Watching her parents celebrate 58 years of marriage has made a huge impression on her. “I feel that there is light and joy in everything and everyone, but I walk in faith and have a biblical world view. I believe that the ideal image [of a relationship] should be between a man and a woman.” Along with same-sex marriage, she also comments on single motherhood. “I applaud single mothers; they are doing a good job, but I believe that any situation that is outside of [the ideal image] is not a part of the original plan, and they are simply doing the best that they can with what they have.”
This world view has kept her from having children. “I only ever envisioned myself as a married woman with kids and I never married.” Despite this, she strongly believes that there are no limits to who you can be, and she is excited to move forward on the show –– and the second half of her life –– as a “renaissance woman” –– the teacher, the researcher, the chef –– and wants to tell viewers, “Don’t put yourself in a box. You can do whatever you put your mind to, and it’s never too late to educate, or be educated!”
At 59 years old, Patricia, who is pushing for an early retirement at 60, remembers her first typewriter, Sunday school plays, and being pressured to audition for her first Bermuda show. “After getting the lead role, I decided that I wanted to be an actress.” She explains, “At the time, women took on jobs as secretaries, waitresses and hostesses. My mother put pressure on me to have an employable job.” Despite this, she went on to study Theatre, Education and Communicationsat Howard University.
Patricia has worked on meaningful projects that have touched on themes of racism and homosexuality, and has done work with Pride Bermuda (Parents Resource Institute for Drug Education). She started at CedarBridge Academy in 2007.“The plan was to only stay for three years.” Now that she has built up the Drama department, she wants to take her advocacy for professionalism in the Arts one step further, “I want to create a real performing arts centre in Bermuda, and increase the intellectual property on the island”.
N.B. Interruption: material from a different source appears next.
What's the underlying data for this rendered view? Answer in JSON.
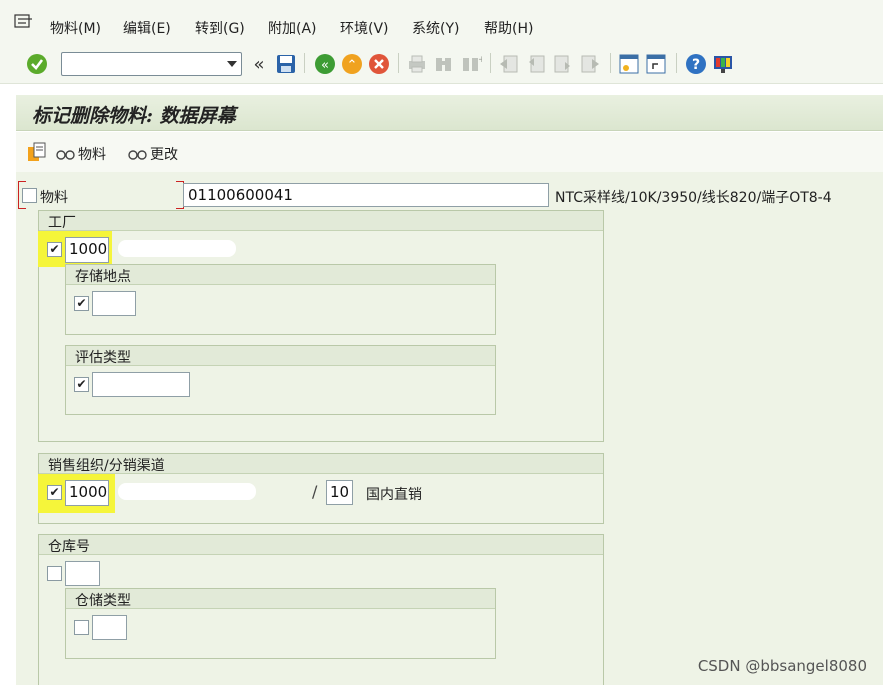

She expects this project to change the poor perception of worth. “It’s an expectation that actors will work without pay, but through ‘The T’, I want to prove that actors are intelligent people, and can have intelligent conversations. When you patronise something like this, you are growing a performing arts community in Bermuda.”
“I want to talk about how the Arts are something that can help a person grow as a professional. It teaches etiquette, punctuality, business communication, integrity in work, and that it’s not all about you, it’s about your audience.” Most importantly, she stresses that in order to put on a good show, you have to find your true self.
These are traits that she feels young people can use in today’s social media age. “Kids have to learn self-awareness, they have to learn to be humble. Social media is necessary today, but it’s a set up. These kids are overnight-celebrities without the need for hard work.” She says, “Young people are looking for immediate success and money”.
In her classes, she teaches about network (off the internet) and the value of life skills. “There is inherent goodness in people that live on this Earth. You have to be vulnerable to win; through drama we deal with that. The money and success will come.”